The statusline shows a live cache indicator and response weight bar. The cache indicator (• green = warm, ○ red = cold) tracks the 5-minute Anthropic prompt cache TTL with a live countdown. The weight bar ($▁▂▃▅▇) combines context fill percentage, model type, and cache state into a single visual — it jumps in real time when the cache expires, showing the cost difference between cached and uncached responses.

Usage management

Before execution, you're asked whether to enable extra usage:

Extra usage enabled

Development runs as fast as possible with no pauses. Use this when you need results quickly and your Anthropic account has extra usage capacity.

Extra usage disabled

A two-agent design keeps usage management cheap and keeps the Lead almost never interrupted for it:

The usage mode is chosen first. The very first question of execution is push-through vs. auto-pause; it’s set once and never re-asked, so the Lead is never interrupted mid-run to make that call.
PM owns one script (scripts/usage-monitor.sh) run in the background via the Monitor tool. It is the single source of truth for usage (account resolution + thresholds) and emits a line only on actionable milestones: the critical-stop crossing, the work-can-restart reset (time-authoritative — fires on the known reset time even if usage data went stale while paused), and stalls. No STATUS, no advisory chatter. In push-through mode it suppresses usage emits entirely.
The soft limit never interrupts anyone — it only matters when starting new work, so the Lead enforces it with a one-shot status check before each spawn. The Lead is messaged only for a real start/stop: on a critical-stop it pauses in-flight work, checkpoints, and arms a self-owned one-shot wake at the known reset time (its guaranteed restart); on reset it resumes with full context.

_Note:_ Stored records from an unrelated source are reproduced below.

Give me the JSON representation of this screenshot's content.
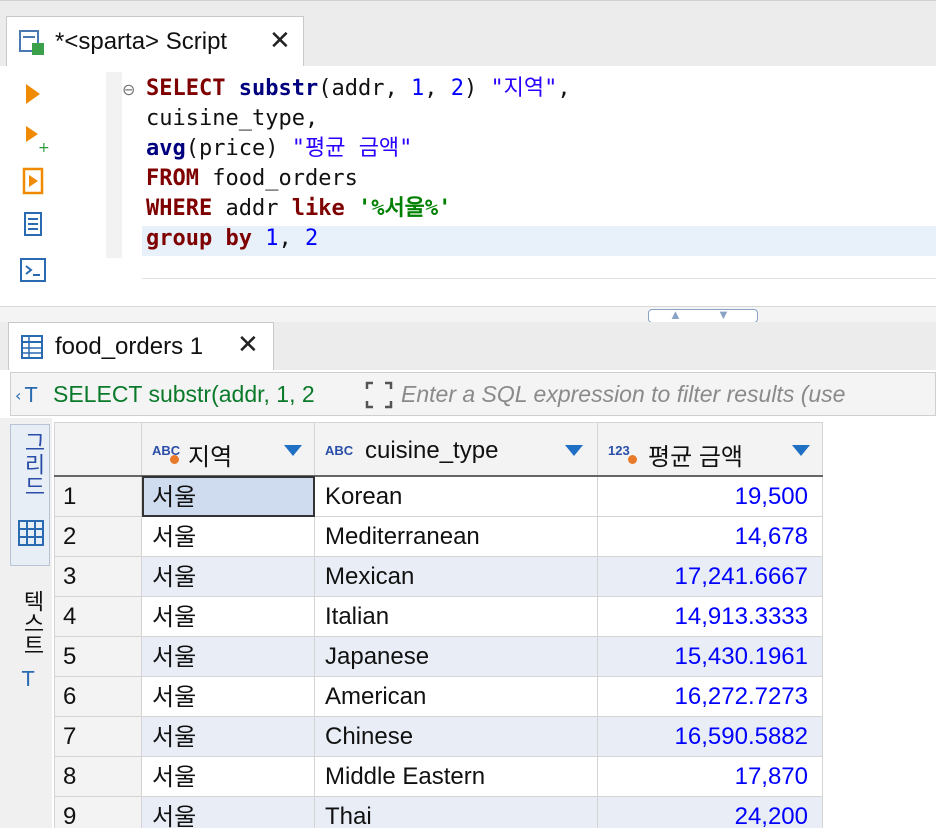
{
  "script_tab": {
    "title": "*<sparta> Script",
    "close": "✕"
  },
  "editor": {
    "lines": [
      {
        "t1": "SELECT",
        "t2": " ",
        "t3": "substr",
        "t4": "(addr, ",
        "t5": "1",
        "t6": ", ",
        "t7": "2",
        "t8": ") ",
        "t9": "\"지역\"",
        "t10": ","
      },
      {
        "text": "cuisine_type,"
      },
      {
        "fn": "avg",
        "rest": "(price) ",
        "str": "\"평균 금액\""
      },
      {
        "kw": "FROM",
        "rest": " food_orders"
      },
      {
        "kw": "WHERE",
        "mid": " addr ",
        "kw2": "like",
        "sp": " ",
        "str": "'%서울%'"
      },
      {
        "kw": "group by",
        "sp": " ",
        "n1": "1",
        "comma": ", ",
        "n2": "2"
      }
    ]
  },
  "results_tab": {
    "title": "food_orders 1",
    "close": "✕"
  },
  "filter": {
    "query": "SELECT substr(addr, 1, 2",
    "placeholder": "Enter a SQL expression to filter results (use"
  },
  "side_tabs": {
    "grid": "그리드",
    "text": "텍스트"
  },
  "grid": {
    "columns": [
      {
        "type": "ABC",
        "name": "지역"
      },
      {
        "type": "ABC",
        "name": "cuisine_type"
      },
      {
        "type": "123",
        "name": "평균 금액"
      }
    ],
    "rows": [
      {
        "n": "1",
        "region": "서울",
        "cuisine": "Korean",
        "avg": "19,500"
      },
      {
        "n": "2",
        "region": "서울",
        "cuisine": "Mediterranean",
        "avg": "14,678"
      },
      {
        "n": "3",
        "region": "서울",
        "cuisine": "Mexican",
        "avg": "17,241.6667"
      },
      {
        "n": "4",
        "region": "서울",
        "cuisine": "Italian",
        "avg": "14,913.3333"
      },
      {
        "n": "5",
        "region": "서울",
        "cuisine": "Japanese",
        "avg": "15,430.1961"
      },
      {
        "n": "6",
        "region": "서울",
        "cuisine": "American",
        "avg": "16,272.7273"
      },
      {
        "n": "7",
        "region": "서울",
        "cuisine": "Chinese",
        "avg": "16,590.5882"
      },
      {
        "n": "8",
        "region": "서울",
        "cuisine": "Middle Eastern",
        "avg": "17,870"
      },
      {
        "n": "9",
        "region": "서울",
        "cuisine": "Thai",
        "avg": "24,200"
      }
    ]
  }
}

Per-task budget data (usage % at start/end of each task) is tracked in plan.json. Multiple stop/restart cycles are supported with automatic recovery, and there is no separate watchdog agent to idle-nudge the Lead.

Plan during the day, execute overnight. Planning modes (feature, debug, verification) are interactive and use modest tokens. Execution is autonomous and token-heavy. Start a plan during the day when you can discuss scope, then kick off execution before bed — most plans complete within a single rate limit window.

Token budget by activity

Activity	Token range	Interactive?
Feature planning	~20–50K	Yes — conversation with user
Debug investigation	~30–60K	Yes — hypothesis discussion
Verification scan	~20–40K	Yes — discrepancy review
Tech research query	~0.5–5K	No — automated retrieval
Plan execution (per task)	~120K	No — autonomous
Plan execution (overhead)	~150K	No — PM + Knowledge

Interactive activities are cheap. Execution is expensive but autonomous. This is why the "plan by day, execute by night" workflow works well.